Myrrour of the worlde is one of the first illustrated books printed in England. Produced by William Caxton, this second edition copy is one of only 19 remaining in the world. A translation of a 1464 French text, in turn derived from the Imago mundi and other Latin sources, it’s an introduction to the history of science covering geography, economics, music, cosmology, zoology, meteorology and astronomy. Caxton translated, edited and updated this work for an English audience. He published his first edition in 1481, and a second edition nine years later.

Myrrour of the worlde is printed in Gothic type and illustrated with 38 woodcuts.

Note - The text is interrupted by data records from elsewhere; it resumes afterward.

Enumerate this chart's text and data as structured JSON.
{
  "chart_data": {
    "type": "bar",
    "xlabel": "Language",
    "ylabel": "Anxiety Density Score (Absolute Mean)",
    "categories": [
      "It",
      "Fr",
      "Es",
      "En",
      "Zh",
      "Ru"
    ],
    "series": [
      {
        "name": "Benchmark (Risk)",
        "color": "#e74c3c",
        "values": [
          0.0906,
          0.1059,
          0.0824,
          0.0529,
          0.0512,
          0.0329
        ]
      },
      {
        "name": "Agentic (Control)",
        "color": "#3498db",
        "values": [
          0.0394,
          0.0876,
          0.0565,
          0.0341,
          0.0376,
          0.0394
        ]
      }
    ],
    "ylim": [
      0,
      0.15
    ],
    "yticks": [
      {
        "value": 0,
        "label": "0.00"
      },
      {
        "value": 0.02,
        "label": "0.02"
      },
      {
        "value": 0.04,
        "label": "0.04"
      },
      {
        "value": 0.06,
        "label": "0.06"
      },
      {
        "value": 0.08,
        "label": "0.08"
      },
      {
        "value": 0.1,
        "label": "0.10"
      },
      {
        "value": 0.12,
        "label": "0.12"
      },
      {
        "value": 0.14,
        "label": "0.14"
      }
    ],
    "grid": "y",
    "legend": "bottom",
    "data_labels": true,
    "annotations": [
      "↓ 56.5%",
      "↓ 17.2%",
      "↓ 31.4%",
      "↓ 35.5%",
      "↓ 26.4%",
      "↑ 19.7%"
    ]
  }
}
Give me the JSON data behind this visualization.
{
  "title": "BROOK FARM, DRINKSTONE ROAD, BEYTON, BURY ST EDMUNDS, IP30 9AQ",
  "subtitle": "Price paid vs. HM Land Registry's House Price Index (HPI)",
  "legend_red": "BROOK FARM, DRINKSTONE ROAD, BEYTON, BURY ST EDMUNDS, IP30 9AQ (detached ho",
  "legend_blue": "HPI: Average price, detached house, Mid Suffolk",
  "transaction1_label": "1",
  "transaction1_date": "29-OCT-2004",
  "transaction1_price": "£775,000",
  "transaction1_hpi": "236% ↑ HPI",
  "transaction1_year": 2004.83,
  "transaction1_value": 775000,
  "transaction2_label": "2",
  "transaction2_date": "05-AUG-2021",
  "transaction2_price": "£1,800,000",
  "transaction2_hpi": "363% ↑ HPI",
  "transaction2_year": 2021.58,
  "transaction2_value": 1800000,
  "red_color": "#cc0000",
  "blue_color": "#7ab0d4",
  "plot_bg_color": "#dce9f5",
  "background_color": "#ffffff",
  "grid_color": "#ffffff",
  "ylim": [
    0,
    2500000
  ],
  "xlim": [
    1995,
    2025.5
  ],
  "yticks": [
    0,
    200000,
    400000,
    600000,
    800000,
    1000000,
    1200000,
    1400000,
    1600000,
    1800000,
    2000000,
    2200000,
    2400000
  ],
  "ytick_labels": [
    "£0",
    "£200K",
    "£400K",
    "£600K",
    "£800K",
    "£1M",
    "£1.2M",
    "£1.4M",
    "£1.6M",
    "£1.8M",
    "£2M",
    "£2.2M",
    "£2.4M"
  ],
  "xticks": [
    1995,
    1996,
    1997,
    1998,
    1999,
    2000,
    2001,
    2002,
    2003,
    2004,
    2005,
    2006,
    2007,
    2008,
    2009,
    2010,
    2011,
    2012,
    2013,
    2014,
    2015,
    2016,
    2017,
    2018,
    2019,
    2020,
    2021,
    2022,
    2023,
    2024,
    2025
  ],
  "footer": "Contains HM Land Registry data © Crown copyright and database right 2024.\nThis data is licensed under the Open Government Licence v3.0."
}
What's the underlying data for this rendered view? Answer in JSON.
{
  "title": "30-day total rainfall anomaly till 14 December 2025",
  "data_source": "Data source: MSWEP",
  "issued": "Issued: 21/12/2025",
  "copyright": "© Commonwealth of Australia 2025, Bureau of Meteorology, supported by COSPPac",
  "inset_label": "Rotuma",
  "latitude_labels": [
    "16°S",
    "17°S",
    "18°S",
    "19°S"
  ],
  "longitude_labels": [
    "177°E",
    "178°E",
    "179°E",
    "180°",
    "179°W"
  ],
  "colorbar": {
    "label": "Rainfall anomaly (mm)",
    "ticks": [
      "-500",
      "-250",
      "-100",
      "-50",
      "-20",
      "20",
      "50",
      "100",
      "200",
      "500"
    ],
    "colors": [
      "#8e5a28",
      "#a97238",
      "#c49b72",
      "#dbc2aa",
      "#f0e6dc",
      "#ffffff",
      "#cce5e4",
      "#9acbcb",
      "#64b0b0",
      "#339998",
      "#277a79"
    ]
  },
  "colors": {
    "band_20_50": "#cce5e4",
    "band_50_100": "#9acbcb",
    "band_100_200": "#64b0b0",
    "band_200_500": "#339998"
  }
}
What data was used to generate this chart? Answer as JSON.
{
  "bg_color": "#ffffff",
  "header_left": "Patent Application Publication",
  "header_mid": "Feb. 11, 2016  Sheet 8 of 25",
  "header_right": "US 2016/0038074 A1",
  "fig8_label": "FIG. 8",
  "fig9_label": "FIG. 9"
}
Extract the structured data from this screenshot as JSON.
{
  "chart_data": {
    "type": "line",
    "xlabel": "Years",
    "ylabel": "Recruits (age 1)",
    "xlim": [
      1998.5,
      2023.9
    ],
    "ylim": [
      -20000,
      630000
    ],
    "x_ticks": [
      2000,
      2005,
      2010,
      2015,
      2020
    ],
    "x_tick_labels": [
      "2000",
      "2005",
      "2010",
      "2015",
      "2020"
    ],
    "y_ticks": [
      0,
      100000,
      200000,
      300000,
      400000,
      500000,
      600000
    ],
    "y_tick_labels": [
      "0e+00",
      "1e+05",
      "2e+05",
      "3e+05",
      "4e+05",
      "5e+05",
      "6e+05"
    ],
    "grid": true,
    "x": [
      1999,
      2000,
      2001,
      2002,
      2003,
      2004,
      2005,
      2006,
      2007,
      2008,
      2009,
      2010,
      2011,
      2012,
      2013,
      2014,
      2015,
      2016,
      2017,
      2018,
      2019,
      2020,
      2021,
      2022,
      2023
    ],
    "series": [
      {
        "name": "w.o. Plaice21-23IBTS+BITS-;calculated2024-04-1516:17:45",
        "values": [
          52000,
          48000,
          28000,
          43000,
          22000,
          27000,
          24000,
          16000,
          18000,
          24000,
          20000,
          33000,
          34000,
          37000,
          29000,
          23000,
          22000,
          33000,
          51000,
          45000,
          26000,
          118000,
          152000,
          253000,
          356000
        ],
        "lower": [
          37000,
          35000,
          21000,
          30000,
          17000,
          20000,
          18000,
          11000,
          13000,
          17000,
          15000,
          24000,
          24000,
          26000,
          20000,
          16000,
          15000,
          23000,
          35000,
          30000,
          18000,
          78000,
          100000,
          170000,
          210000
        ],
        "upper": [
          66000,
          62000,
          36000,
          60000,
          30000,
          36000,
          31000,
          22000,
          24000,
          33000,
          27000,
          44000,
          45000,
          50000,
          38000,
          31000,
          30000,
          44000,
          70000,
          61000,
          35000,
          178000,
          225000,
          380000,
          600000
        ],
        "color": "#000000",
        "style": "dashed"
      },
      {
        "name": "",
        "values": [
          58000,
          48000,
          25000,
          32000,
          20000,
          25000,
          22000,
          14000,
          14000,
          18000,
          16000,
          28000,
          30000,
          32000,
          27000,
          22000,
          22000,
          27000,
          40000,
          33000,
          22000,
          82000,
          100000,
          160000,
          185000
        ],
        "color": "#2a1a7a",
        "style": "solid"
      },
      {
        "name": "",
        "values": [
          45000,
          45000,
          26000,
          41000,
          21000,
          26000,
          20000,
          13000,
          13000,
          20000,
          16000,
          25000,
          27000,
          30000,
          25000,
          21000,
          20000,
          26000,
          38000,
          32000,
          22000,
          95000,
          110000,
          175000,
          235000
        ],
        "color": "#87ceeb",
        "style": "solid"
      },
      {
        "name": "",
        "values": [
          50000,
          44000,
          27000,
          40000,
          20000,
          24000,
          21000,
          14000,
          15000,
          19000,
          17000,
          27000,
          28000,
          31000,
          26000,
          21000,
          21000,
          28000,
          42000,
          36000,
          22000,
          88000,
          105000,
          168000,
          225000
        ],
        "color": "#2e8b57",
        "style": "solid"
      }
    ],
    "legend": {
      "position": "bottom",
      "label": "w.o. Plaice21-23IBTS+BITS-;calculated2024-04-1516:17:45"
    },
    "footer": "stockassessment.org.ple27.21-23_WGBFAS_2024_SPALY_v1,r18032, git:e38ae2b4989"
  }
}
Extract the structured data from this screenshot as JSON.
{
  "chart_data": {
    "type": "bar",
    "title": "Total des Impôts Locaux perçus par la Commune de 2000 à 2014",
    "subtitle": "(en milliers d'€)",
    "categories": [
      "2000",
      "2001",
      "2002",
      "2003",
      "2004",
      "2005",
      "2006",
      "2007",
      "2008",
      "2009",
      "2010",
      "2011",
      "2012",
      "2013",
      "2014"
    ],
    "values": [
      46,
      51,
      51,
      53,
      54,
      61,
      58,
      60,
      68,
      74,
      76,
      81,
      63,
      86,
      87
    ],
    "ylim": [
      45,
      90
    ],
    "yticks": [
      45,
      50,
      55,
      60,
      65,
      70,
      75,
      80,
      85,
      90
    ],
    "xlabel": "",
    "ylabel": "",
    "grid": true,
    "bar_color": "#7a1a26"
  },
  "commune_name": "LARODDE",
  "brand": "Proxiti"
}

The illustrations depict a variety of scenes including a schoolmaster and pupils, a globe, a compass, a musician and singer, and the creation of Eve.

William Caxton (c1422-91) began his working life as an apprentice to a textile merchant. He later moved to Bruges where he established himself as a cloth merchant and diplomat on behalf of Edward IV. After spending a year in Cologne learning the art of printing, Caxton returned to Bruges where he set up a printing press and produced the first book to appear in English – a translation of Raoul le Fevre's Recuyell of the historyes of Troye.

In the autumn of 1476, Caxton returned to England and set up his printing press by the chapterhouse of Westminster. In 1477, this press produced the first dated book printed in England, Earl Rivers' translation of The Dictes or sayengis of the philosophres.

Other notable books from Caxton's press include The Canterbury tales, Troilus and Criseyde by Geoffrey Chaucer and Confessio Amantis by the poet John Gower. Caxton printed nearly 100 other works before his death in 1491, but fewer than 40 of his publications still exist.